Wskazując na powyższe zarzuty, pozwany wniósł o zmianę zaskarżonego wyroku i oddalenie powództwa w całości, z zasądzeniem na jego rzecz kosztów postępowania, względnie o uchylenie wyroku i przekazanie sprawy do ponownego rozpoznania.
Powód zaskarżył wyrok w części oddalającej powództwo oraz w zakresie kosztów postępowania, wnosząc o jego zmianę w tej części i zasądzenie od pozwanego renty z tytułu utraconej zdolności do pracy w kwocie po: 1.784,57 zł miesięcznie za okres od 9.07.2009 r. do 31.12.2009 r., płatnej między 1. a 10. dniem każdego miesiąca z góry wraz z ustawowymi odsetkami w przypadku uchybienia płatności którejkolwiek z rat oraz po 1.869,38 zł miesięcznie, płatnej j/w, z odsetkami ustawowymi od dnia 1.01.2010 r. do dnia 31 grudnia 2015 r. oraz odsetkami ustawowymi za opóźnienie od dnia 1 stycznia 2016 r. do dnia zapłaty, ewentualnie o uchylenie wyroku i przekazanie sprawy do ponownego rozpoznania.

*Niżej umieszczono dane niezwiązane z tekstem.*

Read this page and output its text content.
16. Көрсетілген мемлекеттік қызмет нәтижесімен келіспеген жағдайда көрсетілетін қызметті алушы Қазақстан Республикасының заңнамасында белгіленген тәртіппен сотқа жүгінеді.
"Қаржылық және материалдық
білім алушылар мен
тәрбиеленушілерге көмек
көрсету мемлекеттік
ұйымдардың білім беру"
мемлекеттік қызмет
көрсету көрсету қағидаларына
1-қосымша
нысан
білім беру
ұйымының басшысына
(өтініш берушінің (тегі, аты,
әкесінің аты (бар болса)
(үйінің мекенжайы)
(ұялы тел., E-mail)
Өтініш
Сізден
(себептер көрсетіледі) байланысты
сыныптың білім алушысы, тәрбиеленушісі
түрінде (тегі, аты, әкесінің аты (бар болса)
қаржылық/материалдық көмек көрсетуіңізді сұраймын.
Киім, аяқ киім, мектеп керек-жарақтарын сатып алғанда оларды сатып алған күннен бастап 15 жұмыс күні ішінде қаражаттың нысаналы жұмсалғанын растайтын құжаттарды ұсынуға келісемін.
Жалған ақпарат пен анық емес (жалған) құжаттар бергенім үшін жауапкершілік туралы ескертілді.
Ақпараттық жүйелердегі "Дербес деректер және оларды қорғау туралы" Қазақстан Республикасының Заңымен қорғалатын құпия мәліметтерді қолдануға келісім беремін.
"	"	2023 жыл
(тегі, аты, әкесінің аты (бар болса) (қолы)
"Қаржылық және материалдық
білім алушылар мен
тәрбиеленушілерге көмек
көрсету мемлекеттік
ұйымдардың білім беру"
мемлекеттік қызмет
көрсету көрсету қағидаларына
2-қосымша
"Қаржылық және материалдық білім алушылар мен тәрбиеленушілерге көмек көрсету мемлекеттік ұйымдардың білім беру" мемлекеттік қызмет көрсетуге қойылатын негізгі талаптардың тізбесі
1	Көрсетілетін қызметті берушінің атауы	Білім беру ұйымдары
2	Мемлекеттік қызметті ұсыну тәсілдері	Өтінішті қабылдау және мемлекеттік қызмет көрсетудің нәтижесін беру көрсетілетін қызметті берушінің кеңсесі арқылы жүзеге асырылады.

Powód powołał się na zarzuty naruszenia przepisów:
- art. 444 § 2 k.c. poprzez jego błędną wykładnię i odmowę zasądzenia na rzecz powoda renty z tytułu niezdolności do pracy i zmniejszenia widoków powodzenia na przyszłość;
- art. 233 k.p.c. poprzez dowolną ocenę materiału dowodowego zgromadzonego w sprawie i uznanie, że powód jest zdolny do pracy podczas, gdy doznane urazy kręgosłupa uniemożliwiają mu również pracę biurową – siedzącą, a ponadto poprzez pominięcie orzeczenia o stopniu niepełnosprawności powoda, pominięcie skutków wypadku, jakie mogą pojawić się u powoda w przyszłości - postępujące zwyrodnienia (artoza) oraz kwestii stanu zdrowia psychicznego powoda, tj. występowania u niego dystomii, co miało wpływ na podejmowane przez powoda decyzje;
- art. 102 k.p.c. poprzez jego niezastosowanie pomimo istnienia odpowiednich przesłanek, co doprowadziło do częściowego obciążenia powoda kosztami postępowania.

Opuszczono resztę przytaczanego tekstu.